Limitations & Future Work

  • The authors acknowledge that downstream grounding fine-tuning degrades dense features (causing patches to collapse toward CLS), requiring additional regularizers like Gram-anchoring. This indicates that distilled representations are not "maintenance-free" in generative/autoregressive VLM training.
  • PHI-S fails to accurately model the multimodal distribution of DINOv3's second register, leading to an engineering compromise where the registers are excluded from PHI-S.
  • Self-observations: The experiments only employ two teachers (SigLIP2 and DINOv3) at the ViT-L scale. When more teachers are present or capabilities conflict, whether ARKD and PHI-S remain stable has not been verified. Furthermore, the selection of OpenLVD200M uses DINOv3 encoders for clustering, which might implicitly inject "DINOv3 bias" into the data distribution.
  • Future directions: Replace the median gate in ARKD with a learnable or adaptive threshold, or set distinct boundaries for different teachers; investigate how expert routing interacts with modality specialization under 3+ teachers.
  • vs. AM-RADIO / RADIOv2.5: Both perform agglomerative multi-teacher distillation, but RADIO relies on scaling tokens (1.1TT) and handling resolution mode shifts. Conversely, this work focuses on data filtering, token-balanced batching, and ARKD, outperforming RADIO using only 1/4.7 of the tokens, underscoring "data and relational geometry" over "brute compute."
  • vs. RKD (Relational Knowledge Distillation): While RKD indiscriminately aligns pairwise sample distances, this paper shows it degrades kNN performance and proposes an asymmetric gated version (ARKD) to balance alignment and clustering.
  • vs. Modular Grounding VLMs (Florence-2 / VisionLLM v2): These rely on a modular stack of "vision encoder + sequence decoder / routing tokens." This work employs an early-fusion decoder-only model with MoE modality experts, allowing image and text to interact at every layer, which simplifies the modular stack.
  • vs. MoMa (Early-Fusion MoE): MoMa demonstrates that modality-specific experts are optimal for early fusion. This paper builds on this by initializing the vision experts with the distilled agglomerative student, pre-injecting "high-quality representations."

Rating

  • Novelty: ⭐⭐⭐⭐ Porting SSL data filtering to distillation and proposing asymmetric relational distillation are highly practical and precise innovations, though individual components build upon existing technologies (RKD, PHI-S, hierarchical clustering).
  • Experimental Thoroughness: ⭐⭐⭐⭐⭐ Comprehensive coverage across classification, retrieval, segmentation, and grounding, with independent ablation studies for the three core designs, alongside open-sourcing the dataset and 5 checkpoints.
  • Writing Quality: ⭐⭐⭐⭐ Well-structured with highly clear logic.
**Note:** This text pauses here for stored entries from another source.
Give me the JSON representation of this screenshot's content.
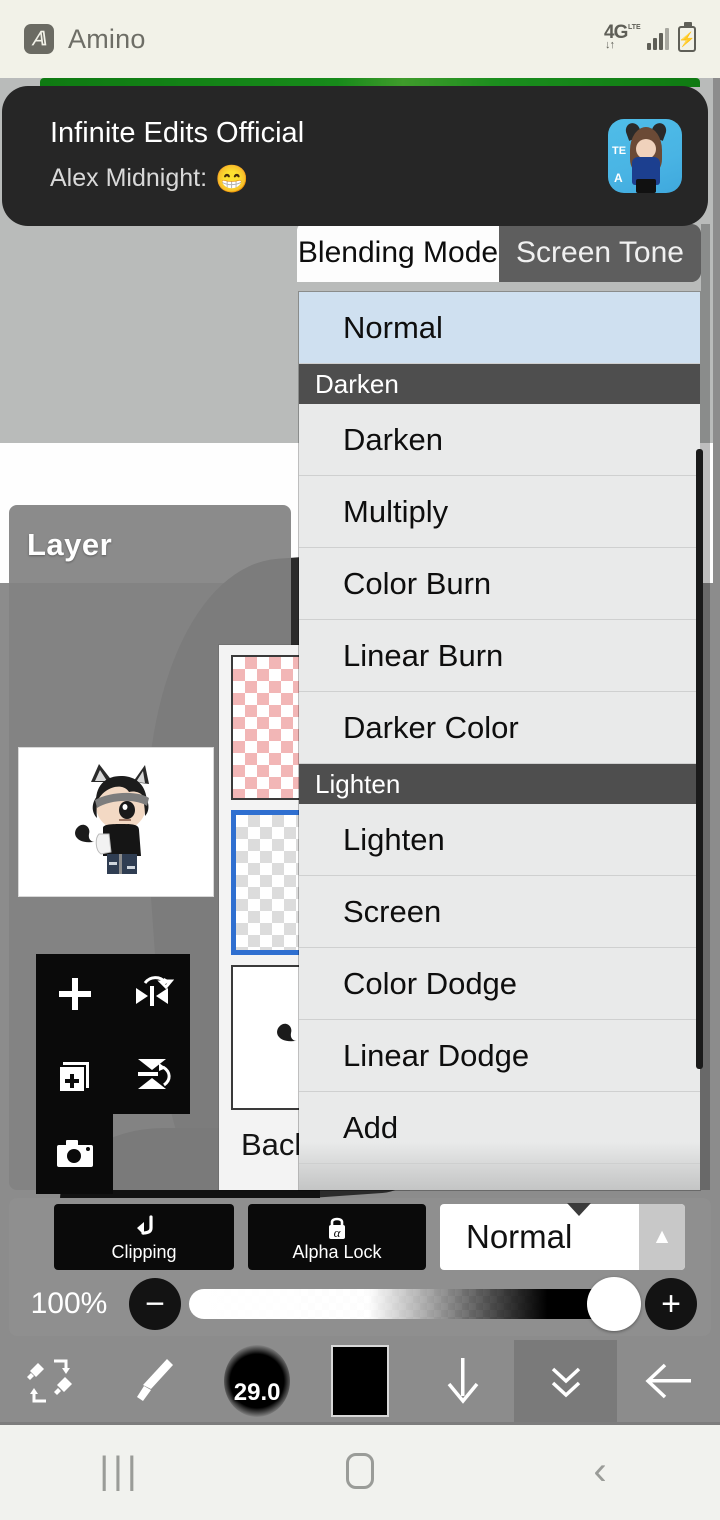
{
  "status_bar": {
    "app_icon": "amino-app-icon",
    "app_name": "Amino",
    "network_type": "4G",
    "network_sub": "LTE",
    "data_arrows": "↓↑",
    "signal_icon": "signal-bars-icon",
    "battery_icon": "battery-charging-icon",
    "battery_glyph": "⚡"
  },
  "notification": {
    "title": "Infinite Edits Official",
    "subtitle": "Alex Midnight:",
    "emoji": "😁",
    "avatar_name": "notification-avatar",
    "accent_color": "#147a17",
    "avatar_bg": "#4fbde8",
    "avatar_badge_top": "TE",
    "avatar_badge_bottom": "A"
  },
  "layer_panel": {
    "title": "Layer",
    "back_label": "Back",
    "tools": [
      {
        "name": "add-layer-button",
        "icon": "plus-icon"
      },
      {
        "name": "flip-horizontal-button",
        "icon": "flip-horizontal-icon"
      },
      {
        "name": "duplicate-layer-button",
        "icon": "copy-plus-icon"
      },
      {
        "name": "flip-vertical-button",
        "icon": "flip-vertical-icon"
      },
      {
        "name": "camera-button",
        "icon": "camera-icon"
      }
    ],
    "thumbnails": [
      {
        "name": "layer-thumb-top",
        "type": "checker-pink",
        "selected": false
      },
      {
        "name": "layer-thumb-middle",
        "type": "checker-gray",
        "selected": true
      },
      {
        "name": "layer-thumb-bottom",
        "type": "artwork",
        "selected": false
      }
    ]
  },
  "blend_popup": {
    "tabs": [
      {
        "label": "Blending Mode",
        "active": true
      },
      {
        "label": "Screen Tone",
        "active": false
      }
    ],
    "items": [
      {
        "label": "Normal",
        "type": "item",
        "selected": true
      },
      {
        "label": "Darken",
        "type": "group"
      },
      {
        "label": "Darken",
        "type": "item",
        "selected": false
      },
      {
        "label": "Multiply",
        "type": "item",
        "selected": false
      },
      {
        "label": "Color Burn",
        "type": "item",
        "selected": false
      },
      {
        "label": "Linear Burn",
        "type": "item",
        "selected": false
      },
      {
        "label": "Darker Color",
        "type": "item",
        "selected": false
      },
      {
        "label": "Lighten",
        "type": "group"
      },
      {
        "label": "Lighten",
        "type": "item",
        "selected": false
      },
      {
        "label": "Screen",
        "type": "item",
        "selected": false
      },
      {
        "label": "Color Dodge",
        "type": "item",
        "selected": false
      },
      {
        "label": "Linear Dodge",
        "type": "item",
        "selected": false
      },
      {
        "label": "Add",
        "type": "item",
        "selected": false
      }
    ],
    "selected_highlight_color": "#cfe0f0",
    "group_header_color": "#4e4e4e"
  },
  "layer_bottom_bar": {
    "clipping_label": "Clipping",
    "clipping_icon": "clipping-arrow-icon",
    "alpha_lock_label": "Alpha Lock",
    "alpha_lock_icon": "alpha-lock-icon",
    "alpha_lock_glyph": "α",
    "blend_mode_value": "Normal",
    "blend_expand_icon": "triangle-up-icon",
    "opacity_label": "100%",
    "opacity_percent": 100,
    "decrease_icon": "minus-icon",
    "increase_icon": "plus-icon"
  },
  "toolbar": {
    "items": [
      {
        "name": "undo-redo-tool",
        "icon": "brush-eraser-swap-icon",
        "active": false
      },
      {
        "name": "brush-tool",
        "icon": "paintbrush-icon",
        "active": false
      },
      {
        "name": "brush-size-tool",
        "icon": "brush-size-icon",
        "value": "29.0",
        "active": false
      },
      {
        "name": "color-swatch-tool",
        "icon": "color-swatch-icon",
        "color": "#000000",
        "active": false
      },
      {
        "name": "download-tool",
        "icon": "arrow-down-icon",
        "active": false
      },
      {
        "name": "collapse-tool",
        "icon": "chevron-double-down-icon",
        "active": true
      },
      {
        "name": "back-tool",
        "icon": "arrow-left-icon",
        "active": false
      }
    ]
  },
  "navbar": {
    "recents": "|||",
    "home_icon": "home-circle-icon",
    "back_icon": "back-chevron-icon",
    "back_glyph": "‹"
  }
}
Math notations are slightly dense, and some implementation details are relegated to the supplementary material.
  • Value: ⭐⭐⭐⭐⭐ Successfully converts multi-teacher distillation from a brute-force token scaling process into a reproducible, highly data-efficient formulation, and links it directly to early-fusion VLMs. Both engineering and methodological contributions are highly valuable.